Entering anything that is not a recognizable web address into the address bar will cause the Psiphon browser to search for it. This setting controls where it teaches and is preset to Google. You can change this to any search engine you’d like as long as you can figure out the syntax the search engine expects. If you take a look at the default Google entry you’ll see how to construct that.
User interface settings
This pane contains various settings to control how the browser looks. You can set it to fullscreen, determine how long toolbars should display, set what the volume keys do, and other tweaks.
Start page customization
The start page is the page that loads when the browser first launches. By selecting checkboxes, you can cause the start page to contain different panels of information such as a search bar, your most used bookmarks, and recent history items.
Firefox bookmarks synchronization
This purports to be a handy feature that will grab your bookmarks from Firefox and load them into the Psiphon browser. However, when setting up the sync Psiphon asks for a Firefox username, password and your sync key. The sync key is stored on each device and is not available from the Firefox account interface. I attempted to recover the sync key from my system using various techniques such as Password Fox to read my profile but was unable to. Whether this feature is worth the work depends on your needs.
Default zoom level
Some sites are hard to read on a mobile device so you can set the zoom level here to assist with that. The browser supports pinch and zoom already, so it doesn’t seem that this setting would need to be used much.
A user agent is a string that is sent along with every web request that tells the receiving web server what browser is being used. While user agent strings are very detailed and usually contain the operating system and browser being used, they are primarily used to determine if the website visitor is on a mobile device or a desktop. Many websites will format their content differently for mobile devices to make it easier to read.
This setting allows you to tell the Psiphon browser to send a mobile or desktop user agent all the time. It also allows you to set a custom agent so you can appear to be using any browser you want.
I tested the default user agent using my own logs and see that it does not identify it as a Psiphon browser. It reports to be Chrome on Android. This type of obfuscation makes sense for an application like Psiphon:
18.104.22.168 - - [21/Dec/2016:09:21:37 -0400] "GET /2015/11/01/jon-watson/ HTTP/1.1" 200 7447 "-" "Mozilla/5.0 (Linux; Android 6.0.1; SM-G925W8 Build/MMB29K; wv) AppleWebKit/537.36 (KHTML, like Gecko) Version/4.0 Chrome/55.0.2883.91 Mobile Safari/537.36"
You may wish to disable this option if it slows down your connection too much. There is not much security value in disabling this, but it can help with an already slow Psiphon connection.
Use wide viewport
This setting allows the Psiphon browser to attempt to load the website with a wider view which makes it more similar to what it would looks like on a desktop computer.
Load pages with overview
Pages will load zoomed out so you can see the whole thing if this is checked. The page may be unreadable until you zoom in, but it will allow you to get a sense of the page and some context.

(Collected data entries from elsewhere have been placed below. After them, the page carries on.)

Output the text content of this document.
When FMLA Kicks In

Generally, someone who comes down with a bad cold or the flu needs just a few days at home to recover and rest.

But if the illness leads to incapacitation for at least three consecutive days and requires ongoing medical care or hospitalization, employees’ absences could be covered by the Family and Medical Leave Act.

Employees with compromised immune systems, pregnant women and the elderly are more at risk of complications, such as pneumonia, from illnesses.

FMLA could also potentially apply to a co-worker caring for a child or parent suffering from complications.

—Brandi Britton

Enabling this setting will cause the Psiphon browser to restore the tabs that were opened the last time you used it.
You can use this screen to set the plugin behaviour. Plugins can be allowed to run all the time, only when requested, or never.
Standard privacy settings such as saving your passwords and history, as well as clearing your cookies and form data are found in this page.

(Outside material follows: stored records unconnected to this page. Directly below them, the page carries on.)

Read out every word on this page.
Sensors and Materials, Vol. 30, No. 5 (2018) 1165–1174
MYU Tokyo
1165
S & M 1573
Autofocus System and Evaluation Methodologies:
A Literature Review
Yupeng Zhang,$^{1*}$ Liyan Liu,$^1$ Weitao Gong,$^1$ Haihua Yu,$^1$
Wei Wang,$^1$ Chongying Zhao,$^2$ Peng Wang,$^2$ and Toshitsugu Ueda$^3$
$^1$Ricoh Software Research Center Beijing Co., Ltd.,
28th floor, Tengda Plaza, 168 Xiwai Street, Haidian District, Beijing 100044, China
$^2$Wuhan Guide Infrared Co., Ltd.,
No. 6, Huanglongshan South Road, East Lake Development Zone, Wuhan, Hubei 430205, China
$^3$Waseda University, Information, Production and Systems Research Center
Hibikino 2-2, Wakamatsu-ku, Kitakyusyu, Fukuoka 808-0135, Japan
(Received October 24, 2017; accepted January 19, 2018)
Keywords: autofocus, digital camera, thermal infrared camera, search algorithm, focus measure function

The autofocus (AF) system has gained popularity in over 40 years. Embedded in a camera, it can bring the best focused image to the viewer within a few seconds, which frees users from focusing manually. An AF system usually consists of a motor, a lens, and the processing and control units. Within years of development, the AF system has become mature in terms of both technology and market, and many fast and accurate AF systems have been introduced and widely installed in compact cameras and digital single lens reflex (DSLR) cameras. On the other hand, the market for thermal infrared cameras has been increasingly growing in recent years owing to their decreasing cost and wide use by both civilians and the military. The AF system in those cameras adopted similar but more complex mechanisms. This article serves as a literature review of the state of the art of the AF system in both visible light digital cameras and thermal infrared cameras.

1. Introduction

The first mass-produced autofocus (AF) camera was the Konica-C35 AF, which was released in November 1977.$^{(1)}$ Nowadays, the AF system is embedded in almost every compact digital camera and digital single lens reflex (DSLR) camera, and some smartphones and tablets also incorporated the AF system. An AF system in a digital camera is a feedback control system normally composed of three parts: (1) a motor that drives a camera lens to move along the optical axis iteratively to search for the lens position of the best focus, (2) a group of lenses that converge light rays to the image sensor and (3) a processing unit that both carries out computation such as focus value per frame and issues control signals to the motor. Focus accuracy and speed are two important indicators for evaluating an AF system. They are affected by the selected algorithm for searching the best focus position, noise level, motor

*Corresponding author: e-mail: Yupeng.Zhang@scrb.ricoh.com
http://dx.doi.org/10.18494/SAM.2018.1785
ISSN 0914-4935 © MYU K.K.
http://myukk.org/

The Google Web Toolkit is a framework for developing websites with a responsive layout. Adding sites to this list will cause them to be loaded using Google mobile view with the Google Web Toolkit.
Desktop mode list
Sites listed here will be requested with a desktop user agent to ensure they load the desktop version of the site.
Manage bookmarks and history
This page allows you to import, export, and clear your bookmarks and history.
About and Changelog
These are standard pages that provide information about the browser such as the version and a history of changes to the application.